Many of the homesites in the Waimea Valley are in the hands of families who have lived there for generations. Naturally, neighbors took notice of the fair-haired stranger who parked a pink dune buggy in their midst and pitched a tent. But no one made a move for months. “Later, I found out why,” King says. “They weren’t sure whether I was a ninja or was nuts.”
One day, as she was digging on-site with a backhoe, King spotted one of the more prominent neighbors driving by. The car slowed as the woman peered out, obviously trying to make sense of what she was seeing.
The next day, the neighbor approached King at the local grocery store, introduced herself, and stuck out her hand to shake. King hesitated, afraid she’d squeeze her neighbor’s hand too tightly.
“I’m kind of muscular that way, and I didn’t want to be intimidating,” she says. “And she sticks her hand out and gives me the handshake I was trying to avoid giving her. So, I gave it back to her, and right away, we clicked. We’ve been close ever since.”
The New Dream
The only thing that could drag Jo King away from her dream here is the promise of another dream. Plagued with pain since the car crash in high school, she finally found drug-free relief with sessions in a sensory deprivation tank, which is sometimes called flotation therapy in therapeutic use.
The enclosed space of a flotation tank shuts out light and sound, leaving a person floating in warm, salted water. It helped her so much, she bought her own and began booking private flotation sessions as well. She wasn’t sure what to expect, but what she saw as people emerged from those tanks made a deep impression.
“I can tell you stories that will make you cry,” she says. “I can tell you stories that will blow your mind.

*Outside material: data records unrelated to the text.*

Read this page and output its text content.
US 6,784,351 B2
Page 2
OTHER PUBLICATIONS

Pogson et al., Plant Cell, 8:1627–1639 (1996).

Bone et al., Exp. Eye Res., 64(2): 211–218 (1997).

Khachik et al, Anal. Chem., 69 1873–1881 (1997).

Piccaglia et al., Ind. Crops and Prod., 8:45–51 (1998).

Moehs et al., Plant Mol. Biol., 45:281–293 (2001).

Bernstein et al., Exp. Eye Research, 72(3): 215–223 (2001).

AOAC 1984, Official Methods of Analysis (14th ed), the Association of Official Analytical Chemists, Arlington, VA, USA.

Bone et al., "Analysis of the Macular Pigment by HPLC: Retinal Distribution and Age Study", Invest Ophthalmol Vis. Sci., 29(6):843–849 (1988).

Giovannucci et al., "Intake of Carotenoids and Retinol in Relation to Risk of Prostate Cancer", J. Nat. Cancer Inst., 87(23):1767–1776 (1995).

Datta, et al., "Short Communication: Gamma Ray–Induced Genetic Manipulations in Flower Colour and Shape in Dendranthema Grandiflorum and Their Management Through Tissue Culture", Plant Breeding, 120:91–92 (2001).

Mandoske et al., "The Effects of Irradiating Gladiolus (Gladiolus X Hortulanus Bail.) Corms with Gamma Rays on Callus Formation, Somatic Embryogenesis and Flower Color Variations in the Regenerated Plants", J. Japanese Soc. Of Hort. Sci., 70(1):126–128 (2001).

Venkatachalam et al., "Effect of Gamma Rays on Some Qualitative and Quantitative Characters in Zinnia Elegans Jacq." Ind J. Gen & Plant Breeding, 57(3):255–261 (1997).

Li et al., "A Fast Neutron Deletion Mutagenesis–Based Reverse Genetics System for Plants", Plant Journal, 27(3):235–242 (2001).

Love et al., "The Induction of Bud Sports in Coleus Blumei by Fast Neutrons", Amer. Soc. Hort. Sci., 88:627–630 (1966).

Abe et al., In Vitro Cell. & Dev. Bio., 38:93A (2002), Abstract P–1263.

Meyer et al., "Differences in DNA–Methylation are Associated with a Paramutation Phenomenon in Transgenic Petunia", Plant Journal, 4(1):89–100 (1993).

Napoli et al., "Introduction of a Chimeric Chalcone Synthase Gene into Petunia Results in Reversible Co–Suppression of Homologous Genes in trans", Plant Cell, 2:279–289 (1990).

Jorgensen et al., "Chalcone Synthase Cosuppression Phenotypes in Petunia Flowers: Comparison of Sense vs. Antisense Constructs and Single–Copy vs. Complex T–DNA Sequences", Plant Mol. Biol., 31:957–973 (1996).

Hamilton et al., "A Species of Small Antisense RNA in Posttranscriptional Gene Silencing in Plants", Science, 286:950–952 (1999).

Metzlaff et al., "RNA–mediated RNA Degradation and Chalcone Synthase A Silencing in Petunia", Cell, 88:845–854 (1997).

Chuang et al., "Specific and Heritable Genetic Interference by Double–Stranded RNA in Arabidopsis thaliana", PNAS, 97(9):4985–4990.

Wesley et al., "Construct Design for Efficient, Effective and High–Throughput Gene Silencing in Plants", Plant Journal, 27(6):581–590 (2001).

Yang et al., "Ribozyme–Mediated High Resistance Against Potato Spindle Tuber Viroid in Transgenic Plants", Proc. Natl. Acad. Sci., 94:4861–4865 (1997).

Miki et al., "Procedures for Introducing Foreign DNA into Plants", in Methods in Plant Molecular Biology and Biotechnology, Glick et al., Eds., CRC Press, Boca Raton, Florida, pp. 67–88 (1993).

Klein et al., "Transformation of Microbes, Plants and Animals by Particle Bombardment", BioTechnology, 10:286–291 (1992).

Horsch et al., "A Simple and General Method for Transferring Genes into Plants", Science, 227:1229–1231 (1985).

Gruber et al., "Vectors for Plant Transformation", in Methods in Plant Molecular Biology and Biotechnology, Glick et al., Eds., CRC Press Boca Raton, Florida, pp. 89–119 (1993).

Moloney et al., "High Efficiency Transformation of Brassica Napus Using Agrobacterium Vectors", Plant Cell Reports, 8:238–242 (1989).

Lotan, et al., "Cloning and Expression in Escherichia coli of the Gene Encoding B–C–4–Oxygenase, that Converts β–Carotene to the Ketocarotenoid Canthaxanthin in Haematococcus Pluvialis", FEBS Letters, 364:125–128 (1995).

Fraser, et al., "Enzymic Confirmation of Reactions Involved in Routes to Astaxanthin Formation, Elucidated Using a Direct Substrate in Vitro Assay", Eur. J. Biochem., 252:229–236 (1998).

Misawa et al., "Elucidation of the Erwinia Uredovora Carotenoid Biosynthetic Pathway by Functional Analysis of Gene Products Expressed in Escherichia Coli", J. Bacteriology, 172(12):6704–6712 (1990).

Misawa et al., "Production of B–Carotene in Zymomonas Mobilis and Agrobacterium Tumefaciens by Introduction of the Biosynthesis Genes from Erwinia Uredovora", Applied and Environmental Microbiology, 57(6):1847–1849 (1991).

There were miracles in front of me.”
One was a military veteran who normally required a long list of medications to function.
“He said he felt a difference after the first one and was able to get off some of his medication,” she says. “Long story short—the guy’s getting his life back, mentally and physically.”
He returned, and he brought comrades with everything ranging from PTSD to migraines. Watching how well they responded, King saw a need for something on a larger scale that could serve more people. So she has put the Kauai dome on the market and is planning a facility consisting of two domes housing flotation tanks, rehabilitation spaces, client lodging, and more.
The facility will be tailored to the needs of veterans who could support each other in recovery as they did on the battlefield. It also helps King gain some perspective on her life and what drives her.
“Van Gogh cut his ear off because he was frustrated,” King says. “He had a painting in his head, but he couldn’t visualize it enough to put on the paper. At least he was lucky enough to know it was a painting in his head. I didn’t have a clue about what was driving me, and that was my frustration.”
Frustration has turned to focus, though, as she works toward the new facility.